I Googled around for a good image for this post, but all that comes up are shots of women squeezing their thighs to showcase their dimples. Can’t do it. Stop squeezing your thighs. They’re fine.
I also love that one thing they suggest is avoiding birth control —
considering there were girls in my high school who started smoking to lose weight (and they probably weren’t saving themselves for marriage) I think we should just nip that little advertisement in the bud. Your thighs will be much bigger if you are pregnant.
I know, right! Because condom usage (to name but one) is apparently the #1 cause of cellulite.
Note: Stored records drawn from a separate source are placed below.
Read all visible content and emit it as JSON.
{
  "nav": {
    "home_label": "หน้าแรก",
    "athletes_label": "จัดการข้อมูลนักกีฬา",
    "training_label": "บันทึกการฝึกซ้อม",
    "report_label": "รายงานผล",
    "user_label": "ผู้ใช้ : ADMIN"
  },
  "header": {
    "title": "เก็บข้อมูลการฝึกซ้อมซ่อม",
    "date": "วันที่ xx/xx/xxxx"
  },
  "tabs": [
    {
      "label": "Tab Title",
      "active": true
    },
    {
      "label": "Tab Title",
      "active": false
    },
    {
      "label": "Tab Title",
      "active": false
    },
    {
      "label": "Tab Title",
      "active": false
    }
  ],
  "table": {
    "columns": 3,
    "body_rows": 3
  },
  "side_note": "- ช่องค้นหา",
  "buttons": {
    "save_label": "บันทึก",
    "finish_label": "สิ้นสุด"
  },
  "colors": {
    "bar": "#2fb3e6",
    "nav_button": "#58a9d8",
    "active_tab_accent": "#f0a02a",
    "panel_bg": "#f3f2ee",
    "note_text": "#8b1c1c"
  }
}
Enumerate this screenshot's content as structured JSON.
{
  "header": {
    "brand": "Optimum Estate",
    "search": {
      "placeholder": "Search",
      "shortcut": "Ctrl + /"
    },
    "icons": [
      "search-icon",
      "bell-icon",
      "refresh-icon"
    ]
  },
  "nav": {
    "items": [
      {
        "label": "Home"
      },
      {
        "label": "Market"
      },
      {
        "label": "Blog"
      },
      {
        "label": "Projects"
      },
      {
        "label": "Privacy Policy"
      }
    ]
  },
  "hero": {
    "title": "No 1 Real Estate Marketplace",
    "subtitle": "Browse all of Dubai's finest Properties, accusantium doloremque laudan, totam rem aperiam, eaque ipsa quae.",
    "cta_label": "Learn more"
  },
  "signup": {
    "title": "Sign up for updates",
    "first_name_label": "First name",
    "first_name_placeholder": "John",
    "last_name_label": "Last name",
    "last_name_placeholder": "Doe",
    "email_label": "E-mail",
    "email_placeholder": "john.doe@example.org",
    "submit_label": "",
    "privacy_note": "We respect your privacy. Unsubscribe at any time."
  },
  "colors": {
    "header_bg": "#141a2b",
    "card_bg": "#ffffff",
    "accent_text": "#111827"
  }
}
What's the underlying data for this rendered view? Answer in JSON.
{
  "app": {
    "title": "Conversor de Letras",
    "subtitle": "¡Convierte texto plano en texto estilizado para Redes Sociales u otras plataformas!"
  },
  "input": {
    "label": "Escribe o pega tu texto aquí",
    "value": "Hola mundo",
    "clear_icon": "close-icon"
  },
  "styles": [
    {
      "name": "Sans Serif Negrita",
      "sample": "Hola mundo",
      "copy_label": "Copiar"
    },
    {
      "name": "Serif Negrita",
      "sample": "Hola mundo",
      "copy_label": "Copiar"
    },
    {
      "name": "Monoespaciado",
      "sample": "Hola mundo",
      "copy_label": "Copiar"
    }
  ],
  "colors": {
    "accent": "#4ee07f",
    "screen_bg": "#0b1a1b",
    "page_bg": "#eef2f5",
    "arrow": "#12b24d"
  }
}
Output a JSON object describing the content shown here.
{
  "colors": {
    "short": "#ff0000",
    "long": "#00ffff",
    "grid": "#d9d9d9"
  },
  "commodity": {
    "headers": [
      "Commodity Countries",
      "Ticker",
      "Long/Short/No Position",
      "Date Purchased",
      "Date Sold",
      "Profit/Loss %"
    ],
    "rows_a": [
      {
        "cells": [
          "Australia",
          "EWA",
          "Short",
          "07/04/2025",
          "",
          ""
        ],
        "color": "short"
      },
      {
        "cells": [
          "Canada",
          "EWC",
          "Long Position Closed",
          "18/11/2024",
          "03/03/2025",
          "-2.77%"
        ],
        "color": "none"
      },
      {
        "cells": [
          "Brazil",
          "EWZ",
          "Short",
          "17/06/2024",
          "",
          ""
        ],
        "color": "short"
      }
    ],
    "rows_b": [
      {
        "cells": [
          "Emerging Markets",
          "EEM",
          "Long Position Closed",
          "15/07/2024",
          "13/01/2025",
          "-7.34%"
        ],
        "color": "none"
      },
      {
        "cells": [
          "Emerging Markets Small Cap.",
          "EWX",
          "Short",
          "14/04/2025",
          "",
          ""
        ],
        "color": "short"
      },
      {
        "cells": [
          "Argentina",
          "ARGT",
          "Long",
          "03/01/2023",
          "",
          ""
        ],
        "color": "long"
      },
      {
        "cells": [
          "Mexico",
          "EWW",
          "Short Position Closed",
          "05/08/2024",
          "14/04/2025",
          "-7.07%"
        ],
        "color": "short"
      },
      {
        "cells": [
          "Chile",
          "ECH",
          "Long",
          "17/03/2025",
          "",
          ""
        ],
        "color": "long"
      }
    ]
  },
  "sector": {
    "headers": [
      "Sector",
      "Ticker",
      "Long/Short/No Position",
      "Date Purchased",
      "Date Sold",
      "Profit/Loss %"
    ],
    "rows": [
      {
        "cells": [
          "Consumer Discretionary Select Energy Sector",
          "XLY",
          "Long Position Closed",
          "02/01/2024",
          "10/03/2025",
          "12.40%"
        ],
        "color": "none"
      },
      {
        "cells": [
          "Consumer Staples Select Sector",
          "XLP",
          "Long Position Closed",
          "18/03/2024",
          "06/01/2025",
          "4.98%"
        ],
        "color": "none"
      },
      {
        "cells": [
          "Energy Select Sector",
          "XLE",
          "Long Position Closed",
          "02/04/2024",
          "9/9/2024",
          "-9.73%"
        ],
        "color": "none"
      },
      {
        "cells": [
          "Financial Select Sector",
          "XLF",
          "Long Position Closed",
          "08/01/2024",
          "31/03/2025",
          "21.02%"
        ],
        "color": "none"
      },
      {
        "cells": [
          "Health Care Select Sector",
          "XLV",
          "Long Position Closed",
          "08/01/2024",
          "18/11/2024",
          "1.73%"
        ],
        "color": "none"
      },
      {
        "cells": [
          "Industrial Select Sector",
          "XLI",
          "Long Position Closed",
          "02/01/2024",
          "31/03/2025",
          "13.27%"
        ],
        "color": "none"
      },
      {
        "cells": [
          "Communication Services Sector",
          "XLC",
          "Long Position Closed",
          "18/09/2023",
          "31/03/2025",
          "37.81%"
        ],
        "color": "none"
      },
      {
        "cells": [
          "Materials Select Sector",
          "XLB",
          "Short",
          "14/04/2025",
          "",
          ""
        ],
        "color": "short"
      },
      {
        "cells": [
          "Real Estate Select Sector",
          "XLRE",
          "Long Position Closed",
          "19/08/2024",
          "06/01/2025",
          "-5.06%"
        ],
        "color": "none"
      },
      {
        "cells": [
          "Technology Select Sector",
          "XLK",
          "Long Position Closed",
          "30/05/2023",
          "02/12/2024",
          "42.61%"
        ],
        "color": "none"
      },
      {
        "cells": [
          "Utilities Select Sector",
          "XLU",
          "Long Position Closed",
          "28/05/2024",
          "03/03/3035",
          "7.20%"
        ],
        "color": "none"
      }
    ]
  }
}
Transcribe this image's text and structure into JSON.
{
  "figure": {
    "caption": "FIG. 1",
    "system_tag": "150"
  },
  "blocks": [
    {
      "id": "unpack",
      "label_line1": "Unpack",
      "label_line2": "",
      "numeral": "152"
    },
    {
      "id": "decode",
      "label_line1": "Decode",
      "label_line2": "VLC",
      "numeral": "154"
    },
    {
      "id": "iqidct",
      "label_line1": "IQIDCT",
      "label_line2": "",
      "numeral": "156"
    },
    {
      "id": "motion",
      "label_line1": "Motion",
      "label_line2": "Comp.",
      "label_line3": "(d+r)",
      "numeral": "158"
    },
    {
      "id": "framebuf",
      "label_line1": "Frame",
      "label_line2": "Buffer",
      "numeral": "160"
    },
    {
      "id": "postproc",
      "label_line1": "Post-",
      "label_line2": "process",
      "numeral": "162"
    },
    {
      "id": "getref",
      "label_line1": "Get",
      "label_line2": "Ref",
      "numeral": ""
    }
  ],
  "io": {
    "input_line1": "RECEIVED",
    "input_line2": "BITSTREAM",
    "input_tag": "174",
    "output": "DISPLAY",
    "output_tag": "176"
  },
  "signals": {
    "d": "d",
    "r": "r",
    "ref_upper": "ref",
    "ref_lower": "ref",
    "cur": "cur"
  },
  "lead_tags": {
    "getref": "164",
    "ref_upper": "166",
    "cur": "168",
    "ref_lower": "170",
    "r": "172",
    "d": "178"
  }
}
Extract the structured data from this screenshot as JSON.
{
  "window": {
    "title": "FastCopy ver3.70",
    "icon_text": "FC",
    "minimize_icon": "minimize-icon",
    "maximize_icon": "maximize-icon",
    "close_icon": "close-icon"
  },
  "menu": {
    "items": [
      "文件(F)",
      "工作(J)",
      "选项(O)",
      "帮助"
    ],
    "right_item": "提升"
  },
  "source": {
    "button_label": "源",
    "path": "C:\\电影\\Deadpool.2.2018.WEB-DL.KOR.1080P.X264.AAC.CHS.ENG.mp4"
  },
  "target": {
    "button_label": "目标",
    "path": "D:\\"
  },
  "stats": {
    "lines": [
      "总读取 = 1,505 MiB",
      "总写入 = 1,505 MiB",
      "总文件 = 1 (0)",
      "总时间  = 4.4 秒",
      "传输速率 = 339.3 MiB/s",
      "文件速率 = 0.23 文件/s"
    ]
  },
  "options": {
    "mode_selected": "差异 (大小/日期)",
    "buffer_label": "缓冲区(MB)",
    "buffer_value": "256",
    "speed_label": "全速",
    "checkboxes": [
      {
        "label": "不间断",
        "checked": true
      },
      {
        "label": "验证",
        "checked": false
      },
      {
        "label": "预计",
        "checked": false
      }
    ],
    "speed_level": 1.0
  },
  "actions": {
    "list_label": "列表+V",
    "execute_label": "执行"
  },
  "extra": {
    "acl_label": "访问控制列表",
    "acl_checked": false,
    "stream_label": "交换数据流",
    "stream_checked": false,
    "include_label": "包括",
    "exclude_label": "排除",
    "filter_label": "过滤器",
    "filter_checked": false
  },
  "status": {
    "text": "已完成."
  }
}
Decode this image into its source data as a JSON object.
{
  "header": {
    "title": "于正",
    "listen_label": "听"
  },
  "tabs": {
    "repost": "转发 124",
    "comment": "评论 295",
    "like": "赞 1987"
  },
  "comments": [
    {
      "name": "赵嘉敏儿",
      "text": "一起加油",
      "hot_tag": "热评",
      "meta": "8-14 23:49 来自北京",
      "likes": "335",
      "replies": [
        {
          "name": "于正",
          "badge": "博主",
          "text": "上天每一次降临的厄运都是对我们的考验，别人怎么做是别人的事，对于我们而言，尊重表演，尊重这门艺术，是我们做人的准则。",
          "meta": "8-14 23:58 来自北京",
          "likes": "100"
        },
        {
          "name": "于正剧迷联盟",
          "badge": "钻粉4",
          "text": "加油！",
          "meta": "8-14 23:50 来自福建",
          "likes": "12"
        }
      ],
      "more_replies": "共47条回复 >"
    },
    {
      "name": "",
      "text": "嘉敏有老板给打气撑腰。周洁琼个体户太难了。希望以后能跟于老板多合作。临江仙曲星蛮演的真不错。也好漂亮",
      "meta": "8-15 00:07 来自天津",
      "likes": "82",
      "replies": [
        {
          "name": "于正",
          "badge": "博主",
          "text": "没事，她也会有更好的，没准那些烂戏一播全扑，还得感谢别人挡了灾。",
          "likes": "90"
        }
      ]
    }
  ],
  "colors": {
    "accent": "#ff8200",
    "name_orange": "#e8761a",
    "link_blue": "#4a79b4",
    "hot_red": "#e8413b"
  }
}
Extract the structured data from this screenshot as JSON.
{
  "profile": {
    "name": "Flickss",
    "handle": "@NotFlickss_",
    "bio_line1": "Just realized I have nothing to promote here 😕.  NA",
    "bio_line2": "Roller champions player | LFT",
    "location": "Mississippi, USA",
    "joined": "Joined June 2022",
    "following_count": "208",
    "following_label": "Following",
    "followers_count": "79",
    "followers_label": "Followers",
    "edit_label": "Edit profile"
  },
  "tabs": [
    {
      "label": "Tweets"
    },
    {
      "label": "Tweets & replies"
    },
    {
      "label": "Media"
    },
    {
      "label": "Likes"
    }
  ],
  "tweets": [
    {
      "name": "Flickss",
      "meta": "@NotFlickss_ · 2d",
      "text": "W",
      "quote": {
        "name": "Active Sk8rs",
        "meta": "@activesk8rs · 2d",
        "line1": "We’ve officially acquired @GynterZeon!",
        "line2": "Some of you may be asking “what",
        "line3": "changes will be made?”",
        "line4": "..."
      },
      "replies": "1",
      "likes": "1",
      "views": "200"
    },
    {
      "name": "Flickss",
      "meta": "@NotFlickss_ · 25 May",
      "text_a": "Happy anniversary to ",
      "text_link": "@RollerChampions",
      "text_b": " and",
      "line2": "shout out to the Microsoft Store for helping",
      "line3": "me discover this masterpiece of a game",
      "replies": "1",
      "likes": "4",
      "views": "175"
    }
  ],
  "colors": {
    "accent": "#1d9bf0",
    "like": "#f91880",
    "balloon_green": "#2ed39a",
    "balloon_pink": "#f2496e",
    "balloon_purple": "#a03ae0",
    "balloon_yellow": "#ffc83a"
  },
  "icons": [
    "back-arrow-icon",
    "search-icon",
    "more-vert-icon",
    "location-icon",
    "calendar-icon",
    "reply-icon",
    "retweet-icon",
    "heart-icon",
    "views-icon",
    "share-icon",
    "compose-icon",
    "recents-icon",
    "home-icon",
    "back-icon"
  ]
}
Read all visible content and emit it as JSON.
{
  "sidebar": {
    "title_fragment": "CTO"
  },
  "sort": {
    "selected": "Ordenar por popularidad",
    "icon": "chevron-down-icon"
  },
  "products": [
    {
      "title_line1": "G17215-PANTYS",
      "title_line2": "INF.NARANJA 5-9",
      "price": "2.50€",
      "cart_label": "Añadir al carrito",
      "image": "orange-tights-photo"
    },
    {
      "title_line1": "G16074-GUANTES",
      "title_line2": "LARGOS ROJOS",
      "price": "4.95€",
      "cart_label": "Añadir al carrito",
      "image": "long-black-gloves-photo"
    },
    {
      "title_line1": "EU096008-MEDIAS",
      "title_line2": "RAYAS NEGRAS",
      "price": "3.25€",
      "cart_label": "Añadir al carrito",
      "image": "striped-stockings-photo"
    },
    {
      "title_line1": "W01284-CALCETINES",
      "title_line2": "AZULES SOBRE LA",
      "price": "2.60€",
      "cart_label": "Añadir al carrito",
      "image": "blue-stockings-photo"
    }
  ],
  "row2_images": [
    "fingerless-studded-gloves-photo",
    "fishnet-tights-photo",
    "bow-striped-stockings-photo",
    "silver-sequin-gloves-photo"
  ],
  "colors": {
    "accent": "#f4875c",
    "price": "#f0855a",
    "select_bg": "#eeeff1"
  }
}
It made me laugh a little.
LOVE it. God forbid I be at risk of developing Nurnberger-Muller grade 2 (or greater!) cellulite. The horror.
I think my eyebrows just crawled off the top of my head reading that.
“Gynoid lipodystrophy”
Gynoid = Female-like
Lipo = fat
Dystrophy = Defective function (in this case)
As best I can tell, the Nurnberger-Müller grades are just a way of classifying the severity of the cellulite.
These are the types of terms plastic surgeons would use, almost exclusively. They are mostly irrelevant to any other medical profession. Which is not to say that plastic surgeons are inherently evil, but they are such specialized terms for a problem that is typically addressed by those folks more so than, say, general practitioners.
Gynoid lipodystrophy is the dermatologic name for extreme versions of cellulite. Personally, I think that extremely common variants of normal don’t really need a name. Lipodystrophy just means “fat of non-standard appearance or distribution”.